Confianza en Quien ha probado que nos ama

Entonces sí que obtenemos una respuesta luminosa y consoladora a la pregunta que al principio nos inquietaba: Dios ocultó, en parte, su inmenso poder al crear el universo, a fin de respetar nuestra libertad de aceptar su existencia o negarla. Jesús veló en buena medida su divinidad al tiempo que la revelaba. Quería evitar que se entendiera su condición mesiánica como una especie de poderío humano. No hizo jamás un milagro en beneficio propio, ni siquiera cuando era vejado en la cruz e instado a salvarse a sí mismo. Antes de la Pasión, pidió auxilio a su Padre y no obtuvo respuesta. Su reacción fue ofrecer su vida en aras de un amor incondicional.

Ahora entrevemos que, en los designios de Dios, el silencio humilde, el respeto de la libertad humana, el dolor y el amor incondicional están fecundamente vinculados. Dios ha querido siempre respetar nuestra libertad para conseguir que, al contemplar el ejemplo de Jesús, perfeccionemos nuestra libertad hasta convertirla en el poder de entregarnos al amor más exigente, el de dar la vida por los demás.
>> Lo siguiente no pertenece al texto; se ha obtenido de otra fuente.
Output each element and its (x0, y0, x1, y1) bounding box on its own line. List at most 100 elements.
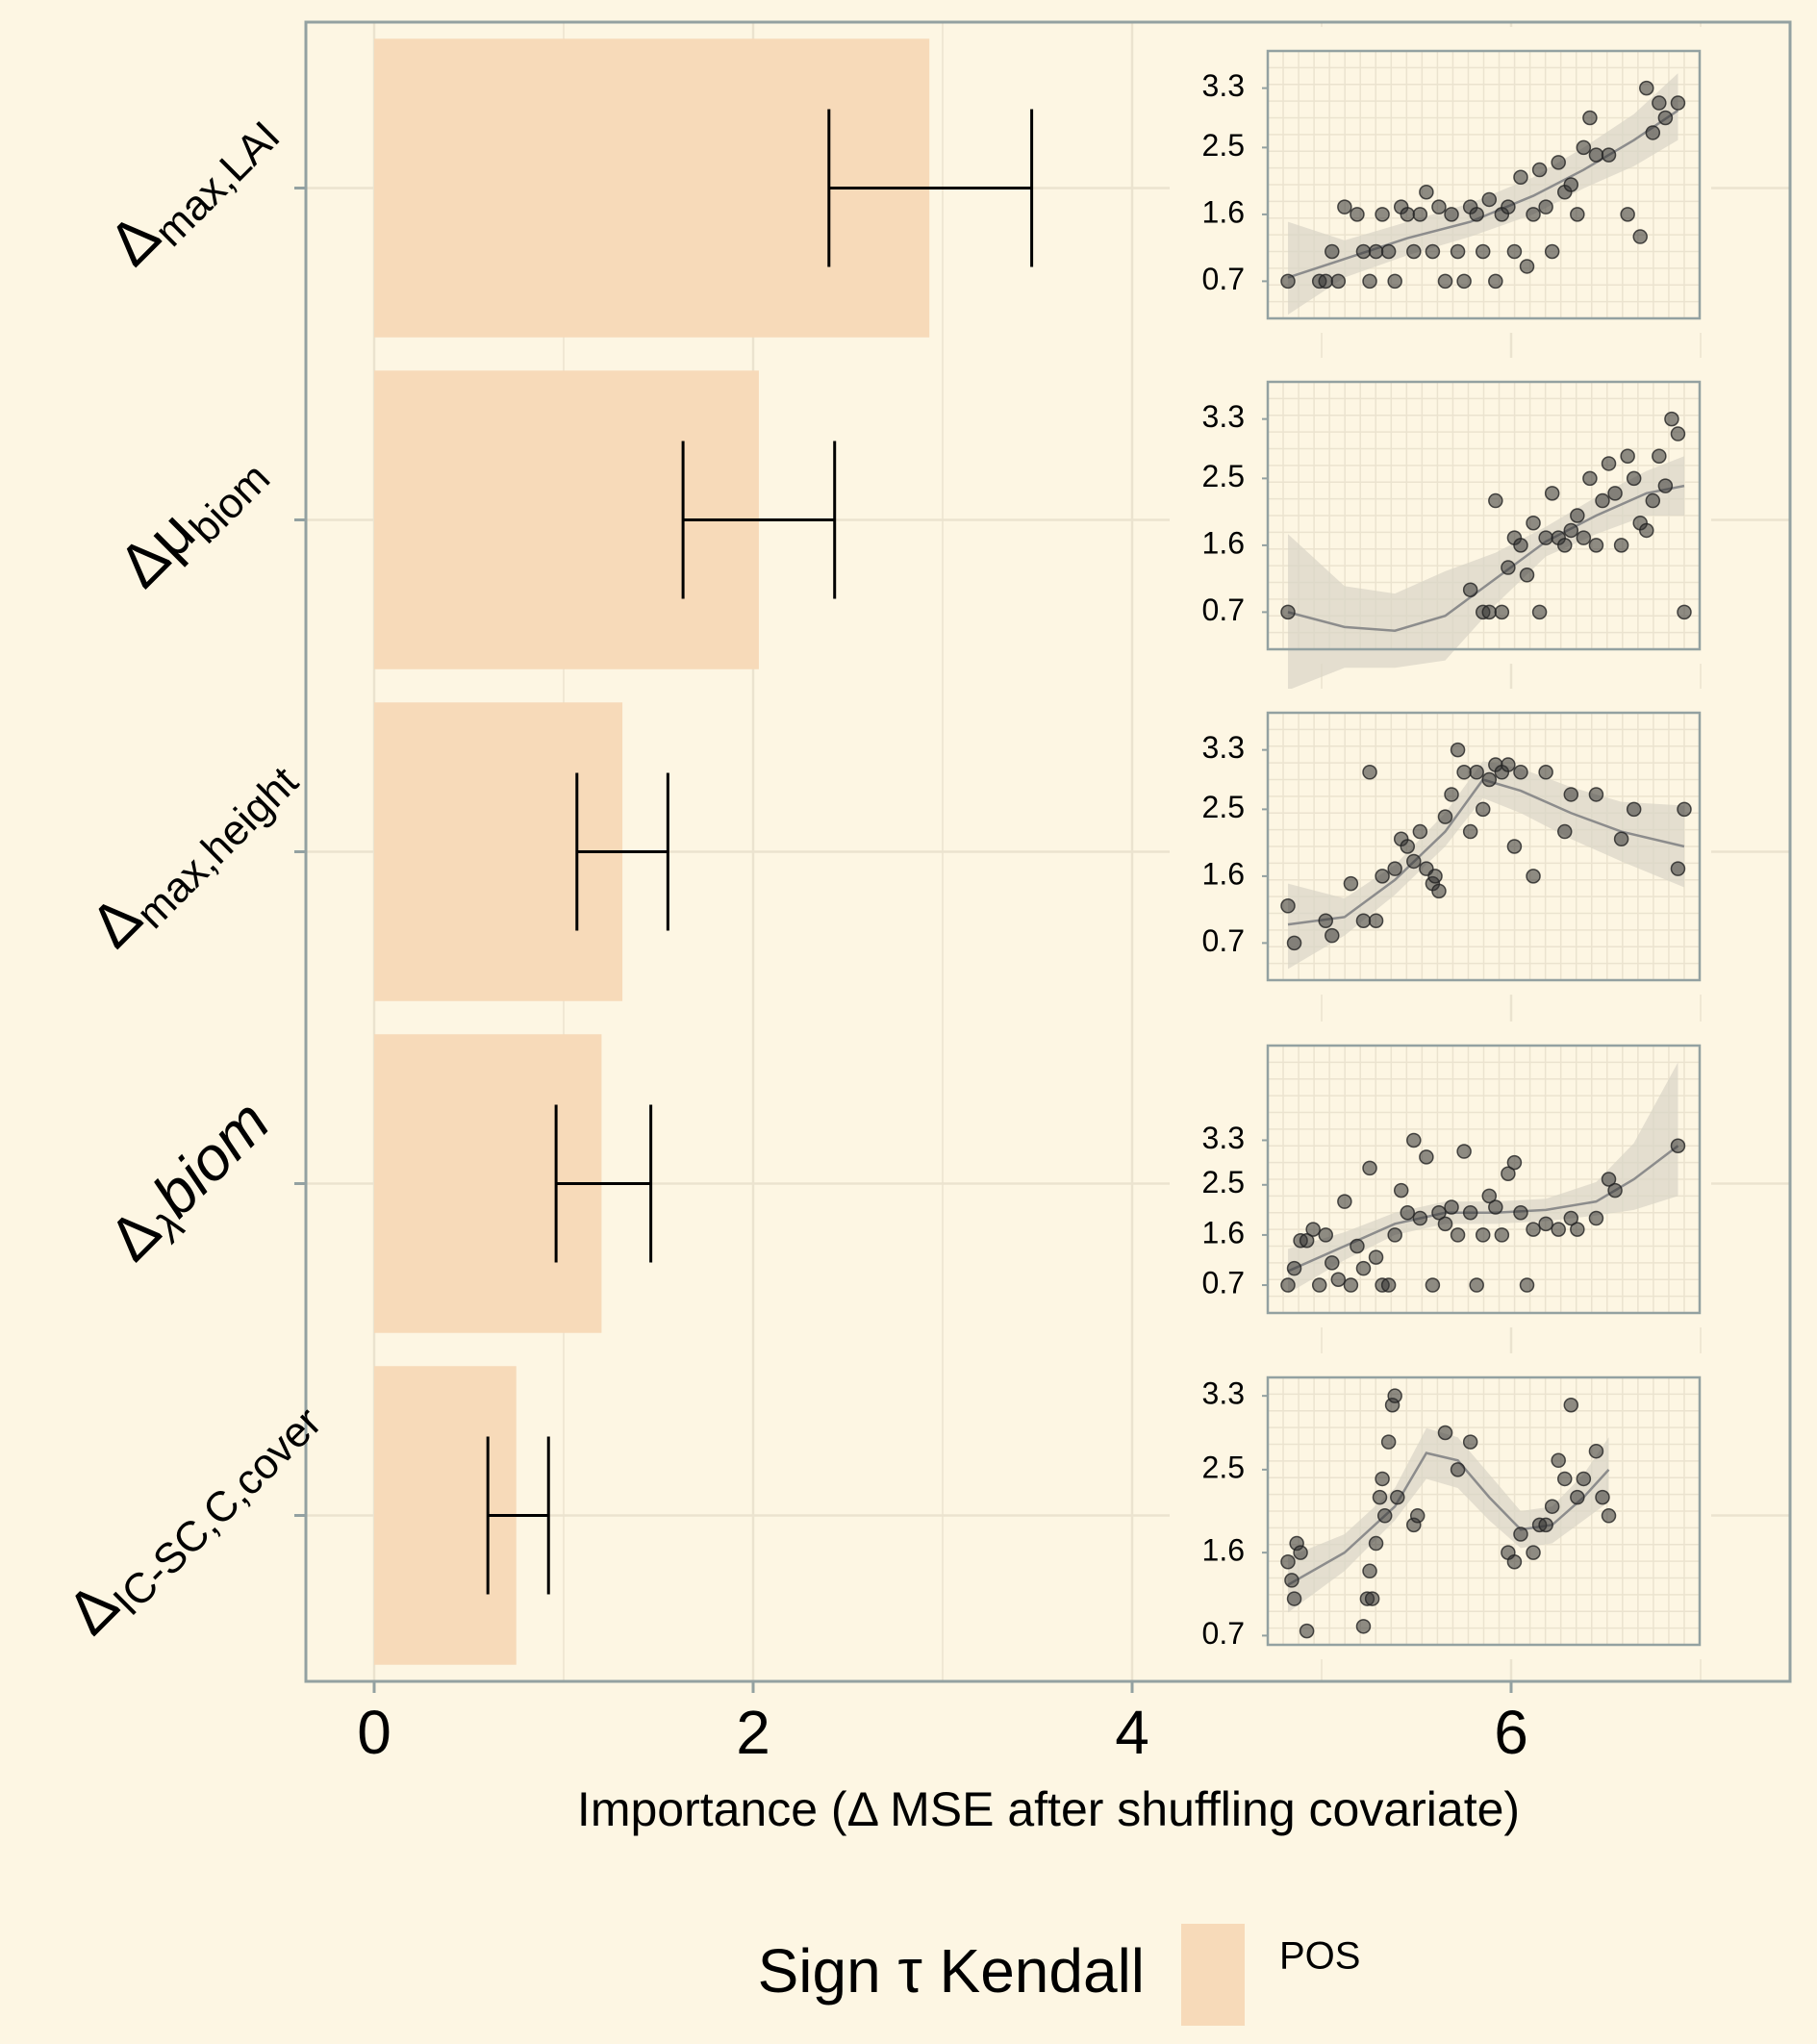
inset-point (1670, 95, 1686, 111)
inset-point (1588, 538, 1604, 553)
inset-frame (1266, 711, 1702, 982)
inset-point (1538, 1517, 1553, 1533)
inset-point (1607, 486, 1623, 501)
inset-point (1355, 243, 1372, 260)
inset-point (1431, 199, 1447, 214)
inset-point (1576, 139, 1592, 156)
inset-point (1437, 809, 1453, 824)
inset-point (1620, 448, 1635, 464)
inset-point (1657, 110, 1674, 126)
inset-point (1481, 1188, 1498, 1204)
inset-point (1412, 207, 1428, 222)
inset-point (1450, 742, 1466, 758)
inset-point (1375, 869, 1390, 884)
inset-point (1375, 1471, 1390, 1487)
inset-point (1570, 508, 1585, 523)
inset-point (1576, 1471, 1592, 1487)
inset-point (1355, 1619, 1372, 1634)
inset-point (1670, 426, 1686, 442)
inset-point (1318, 1227, 1333, 1243)
inset-frame (1266, 49, 1702, 320)
inset-confidence-band (1288, 1062, 1678, 1294)
inset-point (1305, 1222, 1321, 1237)
inset-point (1299, 1232, 1315, 1249)
inset-point (1488, 492, 1503, 509)
inset-point (1563, 522, 1579, 539)
inset-point (1406, 243, 1422, 260)
inset-point (1556, 538, 1573, 553)
inset-point (1551, 1222, 1566, 1237)
inset-point (1299, 1623, 1315, 1639)
inset-point (1368, 243, 1384, 260)
inset-point (1400, 1205, 1416, 1221)
inset-point (1362, 273, 1377, 290)
inset-y-tick-label: 3.3 (1202, 68, 1245, 103)
inset-point (1677, 801, 1692, 818)
inset-point (1601, 1172, 1617, 1187)
inset-point (1364, 1591, 1380, 1606)
inset-point (1387, 861, 1402, 876)
inset-point (1330, 1272, 1347, 1287)
inset-point (1588, 147, 1604, 163)
inset-y-tick-label: 2.5 (1202, 459, 1245, 493)
inset-point (1526, 207, 1541, 222)
inset-point (1325, 243, 1340, 260)
inset-point (1538, 530, 1553, 545)
inset-point (1526, 515, 1541, 531)
x-axis: 0 2 4 6 (357, 1681, 1528, 1767)
inset-frame (1266, 380, 1702, 651)
inset-point (1652, 95, 1667, 111)
inset-panel: 3.3 2.5 1.6 0.7 (1170, 27, 1711, 333)
inset-point (1286, 935, 1302, 951)
inset-point (1372, 1489, 1388, 1505)
x-tick-label: 6 (1494, 1698, 1528, 1767)
inset-point (1380, 1277, 1397, 1293)
inset-point (1601, 1508, 1617, 1524)
inset-point (1570, 1222, 1585, 1237)
inset-point (1343, 875, 1359, 892)
inset-point (1588, 787, 1604, 802)
inset-y-tick-label: 3.3 (1202, 399, 1245, 434)
inset-point (1556, 1471, 1573, 1487)
inset-point (1456, 1144, 1472, 1159)
inset-point (1544, 243, 1560, 260)
inset-point (1337, 1194, 1352, 1209)
inset-panel: 3.3 2.5 1.6 0.7 (1170, 689, 1711, 995)
inset-point (1350, 1238, 1365, 1254)
inset-point (1481, 604, 1498, 620)
inset-y-tick-label: 1.6 (1202, 525, 1245, 560)
error-bar (575, 772, 669, 931)
inset-point (1570, 1489, 1585, 1505)
inset-point (1469, 1277, 1484, 1293)
inset-y-tick-label: 1.6 (1202, 1215, 1245, 1249)
inset-point (1362, 1160, 1377, 1176)
inset-point (1286, 1591, 1302, 1606)
inset-point (1387, 273, 1402, 290)
inset-point (1462, 1434, 1478, 1450)
inset-point (1469, 765, 1484, 780)
inset-point (1380, 243, 1397, 260)
inset-point (1563, 1398, 1579, 1413)
x-tick-label: 4 (1115, 1698, 1149, 1767)
inset-point (1652, 448, 1667, 464)
inset-point (1325, 1255, 1340, 1271)
inset-point (1613, 831, 1629, 847)
legend: Sign τ Kendall POS (758, 1924, 1360, 2026)
inset-point (1664, 411, 1679, 427)
inset-point (1506, 1553, 1523, 1570)
inset-point (1380, 1434, 1397, 1450)
inset-point (1531, 162, 1548, 178)
inset-point (1462, 1205, 1478, 1221)
inset-y-tick-label: 2.5 (1202, 1450, 1245, 1484)
inset-point (1337, 199, 1352, 214)
inset-point (1595, 1489, 1610, 1505)
inset-panel: 3.3 2.5 1.6 0.7 (1170, 1022, 1711, 1327)
inset-point (1544, 1499, 1560, 1514)
inset-confidence-band (1288, 456, 1684, 691)
inset-point (1387, 1227, 1402, 1243)
inset-point (1419, 1149, 1434, 1165)
inset-point (1494, 1227, 1510, 1243)
inset-point (1582, 110, 1598, 126)
inset-y-tick-label: 1.6 (1202, 1533, 1245, 1568)
inset-point (1393, 1182, 1409, 1199)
Al contemplar todo esto en conjunto, se alumbra en nuestro interior una gran luz, y vemos que entre el silencio de Dios y el ocultamiento de Jesús hay un lazo de unión muy fuerte: el amor en plenitud de Dios a los hombres. La contemplación de este amor suscita en nosotros una confianza sin límites. Y tal confianza inspira una fe inquebrantable, capaz de superar la decepción y la desconfianza que produce la sospecha de que no somos escuchados por el Altísimo.
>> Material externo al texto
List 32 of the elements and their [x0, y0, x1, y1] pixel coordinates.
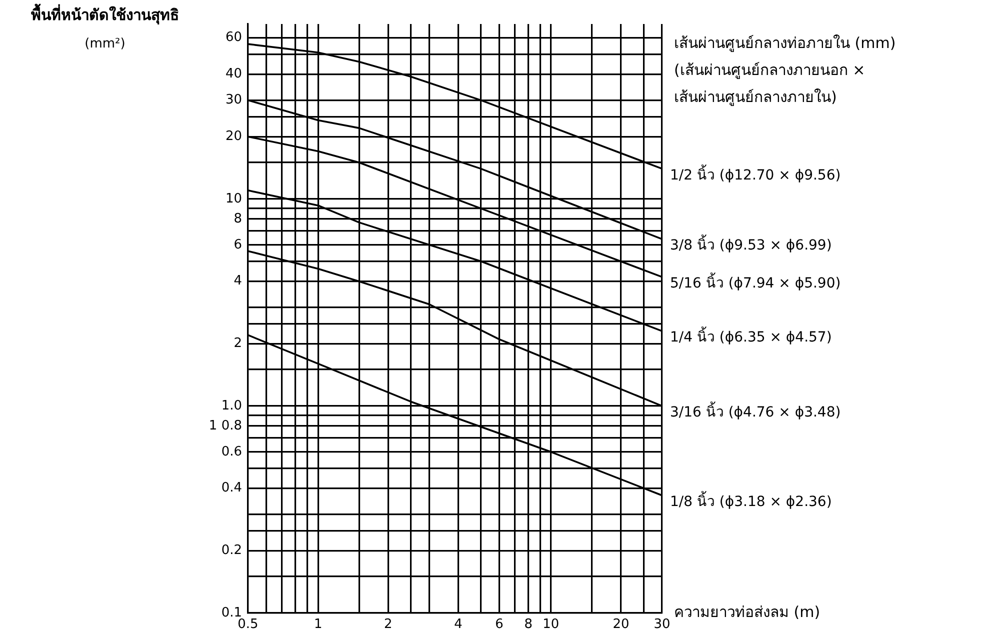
y-tick-label: 0.2	[221, 543, 242, 558]
x-tick-label: 10	[542, 617, 560, 632]
y-tick-label: 6	[234, 237, 242, 252]
y-tick-label: 1 0.8	[208, 418, 242, 434]
series-label: 5/16 นิ้ว (ϕ7.94 × ϕ5.90)	[670, 272, 841, 292]
series-label: 1/8 นิ้ว (ϕ3.18 × ϕ2.36)	[670, 491, 832, 510]
y-tick-label: 10	[225, 191, 242, 206]
x-tick-label: 30	[654, 617, 670, 632]
x-tick-label: 8	[524, 617, 532, 632]
y-tick-label: 2	[234, 336, 242, 352]
series-label: 1/4 นิ้ว (ϕ6.35 × ϕ4.57)	[670, 326, 832, 346]
x-tick-label: 4	[454, 617, 462, 632]
y-tick-label: 0.6	[221, 444, 242, 460]
x-tick-label: 6	[495, 617, 504, 632]
x-tick-label: 1	[314, 617, 322, 632]
y-tick-label: 4	[234, 274, 242, 289]
series-label: 3/8 นิ้ว (ϕ9.53 × ϕ6.99)	[670, 234, 832, 254]
y-tick-label: 30	[225, 92, 242, 108]
y-tick-label: 40	[225, 66, 242, 82]
y-tick-label: 1.0	[221, 398, 242, 414]
y-tick-label: 8	[234, 211, 242, 226]
series-label: 3/16 นิ้ว (ϕ4.76 × ϕ3.48)	[670, 402, 841, 421]
y-tick-label: 0.4	[221, 480, 242, 496]
y-tick-label: 60	[225, 30, 242, 46]
series-label: 1/2 นิ้ว (ϕ12.70 × ϕ9.56)	[670, 164, 841, 184]
y-axis-title: พื้นที่หน้าตัดใช้งานสุทธิ (mm²)	[31, 2, 179, 52]
x-tick-label: 0.5	[238, 617, 258, 632]
y-tick-label: 20	[225, 129, 242, 144]
x-tick-label: 2	[384, 617, 392, 632]
legend-title: เส้นผ่านศูนย์กลางท่อภายใน (mm) (เส้นผ่านศูนย์กลางภายนอก × เส้นผ่านศูนย์กลางภายใน)	[674, 34, 896, 106]
x-axis-title: ความยาวท่อส่งลม (m)	[674, 602, 820, 621]
x-tick-label: 20	[612, 617, 630, 632]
"¿Cómo no vamos a darle un voto de confianza absoluta si vemos que ha llegado al amor máximo de entregarse a la muerte por nosotros?". Esta frase es de Javier Monserrat, autor de un libro que clarifica de modo convincente el enigmático tema del “silencio de Dios” (cf. Nuestra fe, BAC, Madrid, 1974).

A mis amigos de Valencia y alrededores dedico esta reflexión, con el deseo de que vierta algunas gotas de bálsamo en el tremendo golpe que acaba de trastornar sus vidas.

Frase para meditar: “Nuestro tiempo, a pesar de todo su escepticismo, anhela una interpretación de la vida diaria a partir de lo eterno” (Romano Guardini: Una ética para nuestro tiempo, Cristiandad, Madrid, 1974, pág. 177).